The plant has an acetone capacity of 144,000 tonnes/year, which represents about 40% of the company’s capacity, sources said.
Sources said they are expecting a tight market and stronger producer margins over RGP.
Acetone supply in the US has been tightening for several years, given strong downstream demand for methyl methacrylate (MMA) and lower operating rates driven by weakening phenol margins.
That dynamic is expected to intensify in 2018, with MMA demand starting the year strong given global tightness and a need to fill back orders, sources said.
The US acetone tightness is expected to increase pressure to bring in imports from Asia, which should have ample supply available.
“The problem with acetone imports is that they can make the market go from tight to long really quick,” a US trader said.
Because the US uses lower-cost RGP to make its cumene – the prerequisite for phenol/acetone production – the US typically has a cost advantage on its acetone compared with higher-priced chemical-grade propylene (CGP) acetone seen in Asia.
This has limited acetone imports in 2017, sources said, as domestic production in the US was able to cover most requirements and was more attractive to US buyers.
As acetone supply tightens following the plant idling, however, margins for US producers are expected to increase, especially if they are feeling pressure to make up for weaker margins on phenol over acetone.
Market sources said that the largest US acetone buyers, the MMA and bisphenol A (BPA) producers, could face the most significant tightening of supply.
“If I were Shell, I’d focus on the distribution market, because prices are higher,” a market participant said. “Especially because the larger buyers can get imports.”
Other sources said they expect Shell would continue to keep a balance in terms of customer size, given its longstanding position with larger buyers.

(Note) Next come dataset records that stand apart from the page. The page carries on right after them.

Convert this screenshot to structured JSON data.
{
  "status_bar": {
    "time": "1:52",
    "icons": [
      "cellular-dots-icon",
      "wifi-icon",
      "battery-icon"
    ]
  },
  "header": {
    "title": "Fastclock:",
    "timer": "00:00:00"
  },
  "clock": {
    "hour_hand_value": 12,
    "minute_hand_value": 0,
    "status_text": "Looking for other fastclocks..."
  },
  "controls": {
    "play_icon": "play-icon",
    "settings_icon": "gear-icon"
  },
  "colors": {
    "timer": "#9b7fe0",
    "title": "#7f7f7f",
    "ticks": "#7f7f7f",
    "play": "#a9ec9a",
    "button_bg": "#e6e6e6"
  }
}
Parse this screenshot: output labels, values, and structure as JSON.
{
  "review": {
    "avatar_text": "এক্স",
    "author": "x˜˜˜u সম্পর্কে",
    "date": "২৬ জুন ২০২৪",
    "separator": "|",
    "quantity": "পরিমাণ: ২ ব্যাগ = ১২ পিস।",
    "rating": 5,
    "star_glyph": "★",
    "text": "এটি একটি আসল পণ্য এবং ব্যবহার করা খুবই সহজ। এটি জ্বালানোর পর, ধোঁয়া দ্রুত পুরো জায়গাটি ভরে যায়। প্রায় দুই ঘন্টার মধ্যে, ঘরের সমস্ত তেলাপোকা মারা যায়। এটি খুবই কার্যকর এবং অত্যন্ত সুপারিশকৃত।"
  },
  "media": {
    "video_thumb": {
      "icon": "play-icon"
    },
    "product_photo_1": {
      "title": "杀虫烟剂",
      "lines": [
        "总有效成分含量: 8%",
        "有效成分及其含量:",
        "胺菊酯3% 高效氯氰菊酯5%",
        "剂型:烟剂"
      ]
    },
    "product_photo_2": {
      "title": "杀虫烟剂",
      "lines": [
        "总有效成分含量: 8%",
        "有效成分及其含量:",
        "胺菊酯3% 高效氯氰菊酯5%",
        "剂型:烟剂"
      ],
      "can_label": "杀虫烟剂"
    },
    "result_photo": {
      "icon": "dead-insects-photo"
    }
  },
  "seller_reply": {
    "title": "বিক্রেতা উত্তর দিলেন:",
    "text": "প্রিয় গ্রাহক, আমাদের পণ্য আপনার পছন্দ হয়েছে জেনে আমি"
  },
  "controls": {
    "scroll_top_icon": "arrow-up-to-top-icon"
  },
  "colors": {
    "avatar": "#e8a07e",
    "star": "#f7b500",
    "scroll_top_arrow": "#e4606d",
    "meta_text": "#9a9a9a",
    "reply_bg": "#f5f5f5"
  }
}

Market sources were mixed regarding how other US producers would respond to the idling, either by ramping up production rates or pushing for higher margins.
Several producers said they have seen an increase for acetone inquiries, but have seen little movement on phenol inquiries.
Phenol is the driving product in the phenol/acetone process, made in a roughly 2-to-1 ratio with acetone.
If other producers increase operating rates, sources said this would likely lengthen acetone supply more in the Midwest rather than the US Gulf.